Is Congress getting dumber, or just more plainspoken?
(This post was prepared in collaboration with Dan Drinkard)
Congress now speaks at almost a full grade level lower than it did just seven years ago, with the most conservative members of Congress speaking on average at the lowest grade level, according to a new Sunlight Foundation analysis of the Congressional Record using Capitol Words.
Of course, what some might interpret as a dumbing down of Congress, others will see as more effective communications. And lawmakers of both parties still speak over the heads of the average American, who reads at between at 8th and 9th grade level.
Today’s Congress collectively speaks at a 10.6 grade level, down from 11.5 in 2005. By comparison, the U.S. Constitution is written at a 17.8 grade level and the Declaration of Independence at a 15.1 grade level. The Gettysburg Address comes in at an 11.2 grade level and Martin Luther King’s “I Have a Dream” speech is at a 9.4 grade level. All these analyses use the Flesch-Kincaid test, which equates higher grade levels with longer words and longer sentences.
In looking at the data more closely, a few other important patterns jump out:
- Controlling for other factors, it is generally the most moderate members of both parties who speak at the highest grade levels, and the most extreme members who speak at the lowest grade levels. This pattern is most pronounced among freshmen and sophomore members.

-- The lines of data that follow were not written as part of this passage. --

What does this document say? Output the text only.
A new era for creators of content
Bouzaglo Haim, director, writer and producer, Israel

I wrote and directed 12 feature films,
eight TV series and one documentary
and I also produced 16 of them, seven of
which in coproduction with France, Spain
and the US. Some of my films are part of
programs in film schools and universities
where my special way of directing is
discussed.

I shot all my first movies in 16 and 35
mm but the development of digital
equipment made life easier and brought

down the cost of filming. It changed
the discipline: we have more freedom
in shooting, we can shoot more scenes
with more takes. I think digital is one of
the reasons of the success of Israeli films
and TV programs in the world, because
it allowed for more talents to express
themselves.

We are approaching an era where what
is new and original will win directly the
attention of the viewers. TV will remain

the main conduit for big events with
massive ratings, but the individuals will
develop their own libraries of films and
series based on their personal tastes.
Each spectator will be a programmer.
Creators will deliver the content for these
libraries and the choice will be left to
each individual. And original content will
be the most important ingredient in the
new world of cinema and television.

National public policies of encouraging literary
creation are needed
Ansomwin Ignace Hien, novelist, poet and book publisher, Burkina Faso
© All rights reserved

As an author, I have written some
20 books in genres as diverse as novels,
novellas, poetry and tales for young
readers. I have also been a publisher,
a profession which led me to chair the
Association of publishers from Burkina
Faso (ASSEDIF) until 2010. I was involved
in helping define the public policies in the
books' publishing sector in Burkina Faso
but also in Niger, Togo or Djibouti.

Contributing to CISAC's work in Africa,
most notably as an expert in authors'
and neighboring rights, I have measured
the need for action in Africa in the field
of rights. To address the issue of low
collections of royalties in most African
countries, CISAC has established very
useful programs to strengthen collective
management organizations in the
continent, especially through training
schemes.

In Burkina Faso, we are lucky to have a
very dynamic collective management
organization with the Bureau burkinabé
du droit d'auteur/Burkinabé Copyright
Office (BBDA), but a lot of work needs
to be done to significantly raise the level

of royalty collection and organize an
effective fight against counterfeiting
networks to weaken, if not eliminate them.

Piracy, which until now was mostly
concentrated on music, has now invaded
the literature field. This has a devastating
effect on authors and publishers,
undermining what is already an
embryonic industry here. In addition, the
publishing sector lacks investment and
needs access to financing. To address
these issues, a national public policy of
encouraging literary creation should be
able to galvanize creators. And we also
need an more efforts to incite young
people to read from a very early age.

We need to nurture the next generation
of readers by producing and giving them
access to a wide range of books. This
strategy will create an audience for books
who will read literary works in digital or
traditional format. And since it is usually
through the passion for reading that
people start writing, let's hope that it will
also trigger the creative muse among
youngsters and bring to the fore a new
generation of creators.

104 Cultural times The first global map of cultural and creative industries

- Prior to 2005, Republicans on average spoke at a slightly higher grade level than Democrats. Since then, Democrats have spoken on average at a slightly higher grade level than Republicans.
- Some of the decline in grade level since 2005 is because junior members speak at a lower grade level than senior members, and some of it is because senior members have simplified their speech patterns over time.
- On average, the more words individual members speak on the floors of Congress, the simpler their speech tends to be.
For more detail on these and other findings, as well as a more complete methodology, you can find the full analysis here.
For a complete list of lawmakers and the grade level of their speech, click here.
To see which top SAT words come up most often in the 112th Congress – and who speaks them most often, click here.
So what does it all add up to?
Earlier this year, when the University of Minnesota’s Smart Politics noted that Obama’s 2012 State of the Union address clocked in at an eighth-grade level for the third year in a row, and that Obama’s average grade-level of 8.4 was well below the average of 10.7 for the previous 67 addresses, Fox News ran the story alongside the image of a child in a dunce cap, and right-wing blogs mocked the President’s intelligence.
Others pointed out that maybe speaking clearly was a good thing. After all, the SOTU speech was pretty much right at the level of the average American’s reading level. And writing gurus like George Orwell (“If it is possible to cut a word out, always cut it out”) and Strunk & White (“omit needless words”) famously advise simplicity.
But whether you see it as plainspeak or you see it as a dumbing down, the data are clear: The overall complexity of speech in the Congressional Record has dropped almost a full grade level since 2005. And those on the political extremes, especially those on the far right, tend to have the most simple speech patterns.
Updated May 22, 2012: The graphic above originally misidentified Mississippi as Arkansas.